When the utility prevails, and builds the plant, as soon as the NRC certifies that the plant was
built to spec; the utility can begin to operate it because they are already licensed. They don't
have to go back to the Government to get permission.

Additionally it means the anti-nukes can't go to Court; because the Court already decided the
issue for the combined license; and the Courts don't let you attempt to rehash something that
they've already decided on. You get your day in trial court, and you appeal it as far as you can.
However, once the Courts have ruled against you, the decision stands.

Additionally, even if the anti-nukes attempted to file; the utility HAS an operating license and
can fire up the plant, make money, and pay off the loan. Under the new law, the anti-nukes
don't have the power they once had in the Courts. Congress clipped their wings.

PamW

txlibdem

(6,183 posts)
18. Cost overruns would be a good DISincentive to anti-nuker activists litigation
Mon Jan 30, 2012, 12:36 PM
Jan 2012

since the only people they are hurting would be the ratepayers and the taxpayers.

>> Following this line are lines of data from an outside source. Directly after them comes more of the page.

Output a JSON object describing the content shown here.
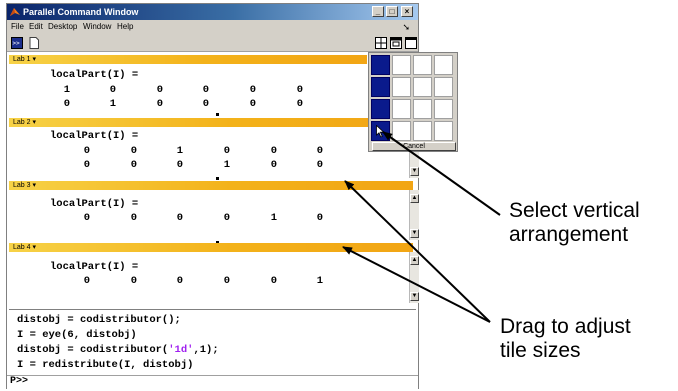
{
  "window": {
    "title": "Parallel Command Window",
    "controls": [
      "_",
      "□",
      "×"
    ]
  },
  "menu": {
    "items": [
      "File",
      "Edit",
      "Desktop",
      "Window",
      "Help"
    ],
    "undock_arrow": "➘"
  },
  "toolbar": {
    "left_icons": [
      "command-window-icon",
      "new-document-icon"
    ],
    "right_icons": [
      "tile-grid-icon",
      "tile-single-icon",
      "maximize-icon"
    ]
  },
  "labs": [
    {
      "header": "Lab 1 ▾",
      "expr": "localPart(I) =",
      "rows": [
        [
          "1",
          "0",
          "0",
          "0",
          "0",
          "0"
        ],
        [
          "0",
          "1",
          "0",
          "0",
          "0",
          "0"
        ]
      ]
    },
    {
      "header": "Lab 2 ▾",
      "expr": "localPart(I) =",
      "rows": [
        [
          "0",
          "0",
          "1",
          "0",
          "0",
          "0"
        ],
        [
          "0",
          "0",
          "0",
          "1",
          "0",
          "0"
        ]
      ]
    },
    {
      "header": "Lab 3 ▾",
      "expr": "localPart(I) =",
      "rows": [
        [
          "0",
          "0",
          "0",
          "0",
          "1",
          "0"
        ]
      ]
    },
    {
      "header": "Lab 4 ▾",
      "expr": "localPart(I) =",
      "rows": [
        [
          "0",
          "0",
          "0",
          "0",
          "0",
          "1"
        ]
      ]
    }
  ],
  "commands": {
    "line1": "distobj = codistributor();",
    "line2": "I = eye(6, distobj)",
    "line3_a": "distobj = codistributor(",
    "line3_str": "'1d'",
    "line3_b": ",1);",
    "line4": "I = redistribute(I, distobj)",
    "prompt": "P>>"
  },
  "popup": {
    "grid_cols": 4,
    "grid_rows": 4,
    "selected_column": 1,
    "selected_rows": 4,
    "cancel_label": "Cancel"
  },
  "annotations": {
    "select_line1": "Select vertical",
    "select_line2": "arrangement",
    "drag_line1": "Drag to adjust",
    "drag_line2": "tile sizes"
  },
  "colors": {
    "lab_header": "#f3b21a",
    "title_bar": "#0a246a",
    "grid_selected": "#0a1a8c",
    "string_literal": "#a020f0"
  }
}
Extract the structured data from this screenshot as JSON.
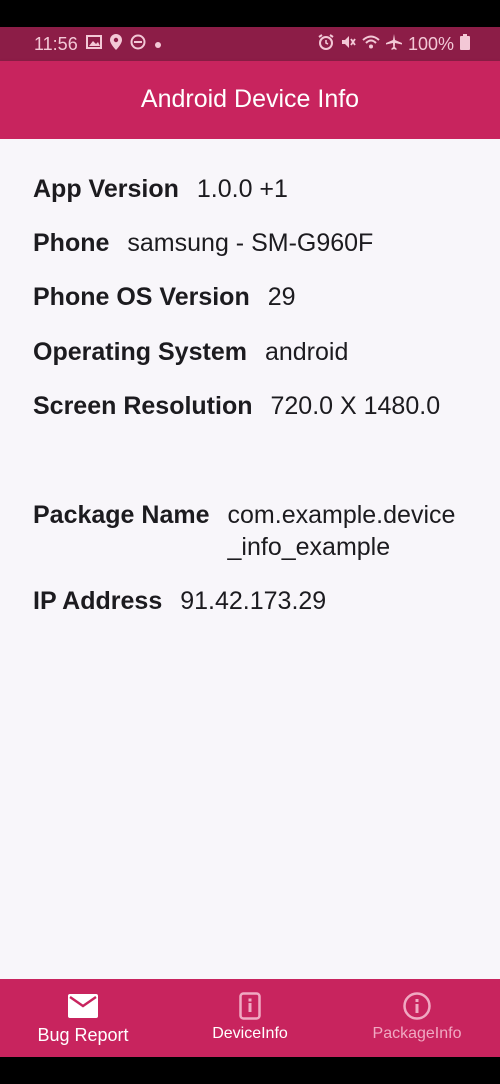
{
  "status_bar": {
    "time": "11:56",
    "battery": "100%",
    "left_icons": [
      "image-icon",
      "location-icon",
      "dnd-icon",
      "dot-icon"
    ],
    "right_icons": [
      "alarm-icon",
      "mute-icon",
      "wifi-icon",
      "airplane-icon",
      "battery-icon"
    ]
  },
  "appbar": {
    "title": "Android Device Info"
  },
  "info": {
    "app_version": {
      "label": "App Version",
      "value": "1.0.0 +1"
    },
    "phone": {
      "label": "Phone",
      "value": "samsung - SM-G960F"
    },
    "os_version": {
      "label": "Phone OS Version",
      "value": "29"
    },
    "os": {
      "label": "Operating System",
      "value": "android"
    },
    "resolution": {
      "label": "Screen Resolution",
      "value": "720.0 X 1480.0"
    },
    "package": {
      "label": "Package Name",
      "value": "com.example.device_info_example"
    },
    "ip": {
      "label": "IP Address",
      "value": "91.42.173.29"
    }
  },
  "bottom_nav": {
    "items": [
      {
        "label": "Bug Report",
        "icon": "mail-icon"
      },
      {
        "label": "DeviceInfo",
        "icon": "phone-icon"
      },
      {
        "label": "PackageInfo",
        "icon": "info-icon"
      }
    ]
  },
  "colors": {
    "primary": "#c8245e",
    "status_bar": "#8c1d47",
    "background": "#f8f6fa"
  }
}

But then the ratepayers and taxpayers are hurt any time a nuclear power plant is stopped -- because two or three coal fired power plants go up instead. Burning coal has been shown by the World Health Organization to kill 2 million people each year.

But they don't care about that. They just want to be zealots and fight for their petty little cause. Never mind that they have cost the lives of nearly 60 million people so far by helping the coal lobbyists get coal fired plants built everywhere. Never mind that the closed spent coal mines are leaking out tons of hydrofluoric acid and other acidic compounds into lakes and streams that feed into the Chatahoochie river, making hundreds of miles of streams deadly (too acidic) to ANY forms of life.

All some people care about is winning their little fight and to hell with the consequences for the health of our citizens. These people who have stopped nuclear power plants are DIRECTLY responsible for part of the devastation and DEATHS caused by Global Climate Change.

Be proud of yourselves. You've accomplished *so* much for the fossil fuels industry. Hooray for you.